This is a question that comes up on a regular basis on the forums and ukulele groups. People want to be artistic with their instruments and decorate them to show off their personal flair. Stickers, paint, ink, carving, etching and even wood burning are all methods people have asked about.
The ukulele is a small instrument. The instruments are designed to provide the optimal tones and sounds for the scale, size, shape, and tuning. On high end instruments, the wood is carefully balanced, shaped, sanded, and braced to give it the distinctive tones that tell us “That’s an ukulele!”
Anything you do to the instrument is going to affect that sound. How dramatic a change depends on the quality of the instrument. Your bright pink ukulele or the translucent green plastic uke you got for the beach are not going to be noticeably affected by putting a few stickers on them. That 75 year old Kamaka that your grandfather gave you will definitely be affected!
Where you place the stickers also makes a difference. The sound is predominantly determined by how the strings vibrate the soundboard, the top surface of the instrument’s body. Stickers on the neck or fret board are not likely to have any effect on the sound at all. You can find lots of great fret board sticker sets that can really spiff up an instrument and not do anything to change the sound. Making changes to the sides of the body will have less effect than the back, but both are preferable to putting a sticker on the soundboard itself.
Any time you change the thickness and weight of the instrument, whether it is through paint, stickers, different finishes or the removal of wood with burning, sanding, carving or even a laser, you will affect the sound. Permanent markers are going to have a smaller effect on the resonance than a heavy paint deposit from acrylic based paints. Anything that removes or damages the wood of the soundboard will naturally change the sounds of the instrument. On a laminate or painted ukulele it would not be too bad, it may not be enough for the average ear to notice, particularly on the lower quality instruments. Those changes would not be a good idea on a solid wood instrument.

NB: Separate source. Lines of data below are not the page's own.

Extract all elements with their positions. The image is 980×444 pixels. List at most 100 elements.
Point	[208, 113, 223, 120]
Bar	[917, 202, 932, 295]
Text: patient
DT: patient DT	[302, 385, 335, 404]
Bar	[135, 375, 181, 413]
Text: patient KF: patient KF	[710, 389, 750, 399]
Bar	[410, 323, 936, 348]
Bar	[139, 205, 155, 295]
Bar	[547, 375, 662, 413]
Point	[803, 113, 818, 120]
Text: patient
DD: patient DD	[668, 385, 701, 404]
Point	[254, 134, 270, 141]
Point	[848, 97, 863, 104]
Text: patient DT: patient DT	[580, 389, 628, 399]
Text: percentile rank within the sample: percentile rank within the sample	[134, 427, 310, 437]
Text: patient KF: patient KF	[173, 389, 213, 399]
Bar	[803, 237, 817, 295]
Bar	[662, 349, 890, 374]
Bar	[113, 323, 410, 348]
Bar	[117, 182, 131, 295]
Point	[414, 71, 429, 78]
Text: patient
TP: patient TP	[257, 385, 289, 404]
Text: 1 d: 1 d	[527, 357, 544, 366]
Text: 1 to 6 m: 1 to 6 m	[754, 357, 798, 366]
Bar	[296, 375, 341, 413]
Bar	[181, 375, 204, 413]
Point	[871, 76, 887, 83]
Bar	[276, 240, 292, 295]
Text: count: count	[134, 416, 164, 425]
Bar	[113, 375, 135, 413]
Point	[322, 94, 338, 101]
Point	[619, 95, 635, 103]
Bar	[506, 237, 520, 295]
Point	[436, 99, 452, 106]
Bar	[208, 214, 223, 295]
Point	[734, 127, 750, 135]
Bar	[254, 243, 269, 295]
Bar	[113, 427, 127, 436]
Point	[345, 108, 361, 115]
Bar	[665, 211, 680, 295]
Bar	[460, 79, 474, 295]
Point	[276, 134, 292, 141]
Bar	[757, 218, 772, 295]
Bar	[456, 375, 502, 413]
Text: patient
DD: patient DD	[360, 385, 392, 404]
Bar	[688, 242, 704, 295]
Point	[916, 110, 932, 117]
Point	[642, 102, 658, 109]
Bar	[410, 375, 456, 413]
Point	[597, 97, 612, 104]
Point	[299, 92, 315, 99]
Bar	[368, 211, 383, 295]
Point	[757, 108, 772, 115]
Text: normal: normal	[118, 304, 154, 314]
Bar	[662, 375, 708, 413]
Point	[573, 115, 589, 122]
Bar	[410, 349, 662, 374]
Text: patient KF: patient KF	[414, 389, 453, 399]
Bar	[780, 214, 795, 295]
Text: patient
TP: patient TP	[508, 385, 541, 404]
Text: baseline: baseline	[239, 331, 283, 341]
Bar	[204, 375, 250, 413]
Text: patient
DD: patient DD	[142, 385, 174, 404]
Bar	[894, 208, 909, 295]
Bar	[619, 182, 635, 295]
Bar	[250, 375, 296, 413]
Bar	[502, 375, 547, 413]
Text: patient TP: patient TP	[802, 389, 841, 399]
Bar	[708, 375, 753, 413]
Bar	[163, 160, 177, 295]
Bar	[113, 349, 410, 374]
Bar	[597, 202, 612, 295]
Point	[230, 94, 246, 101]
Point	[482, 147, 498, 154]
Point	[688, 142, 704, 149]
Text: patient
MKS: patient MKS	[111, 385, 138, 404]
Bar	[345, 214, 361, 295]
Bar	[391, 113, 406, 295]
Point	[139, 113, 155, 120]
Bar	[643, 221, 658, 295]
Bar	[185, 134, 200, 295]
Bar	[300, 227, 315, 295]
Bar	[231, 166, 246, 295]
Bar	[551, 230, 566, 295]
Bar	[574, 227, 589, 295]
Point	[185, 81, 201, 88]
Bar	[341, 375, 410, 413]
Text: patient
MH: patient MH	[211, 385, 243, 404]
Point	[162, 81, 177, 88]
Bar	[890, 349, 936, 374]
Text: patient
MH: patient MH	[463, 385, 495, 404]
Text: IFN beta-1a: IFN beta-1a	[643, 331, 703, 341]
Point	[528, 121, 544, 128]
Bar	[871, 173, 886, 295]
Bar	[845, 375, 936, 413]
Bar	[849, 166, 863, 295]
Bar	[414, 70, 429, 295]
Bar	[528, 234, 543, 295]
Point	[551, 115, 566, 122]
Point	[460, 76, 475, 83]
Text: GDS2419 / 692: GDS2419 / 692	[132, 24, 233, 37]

Note that undoing your modifications may be impossible! Once you carve, burn, or etch the wood, you are never going to be able to put the wood back. The adhesive used on many stickers can be difficult to get off of wood surfaces. When removing stickers from a painted or glossy surface, some oil-based solvents might be used to get rid of the leftover adhesive, but it might also take off some of the paint or even pieces of wood.
So, my bottom line is:
- It is your instrument, you can do anything you like to it.
- On low end instruments you are not likely to make a noticeable difference to the sound quality.
- On a high-end instrument, or a vintage one, save the stickers for the case!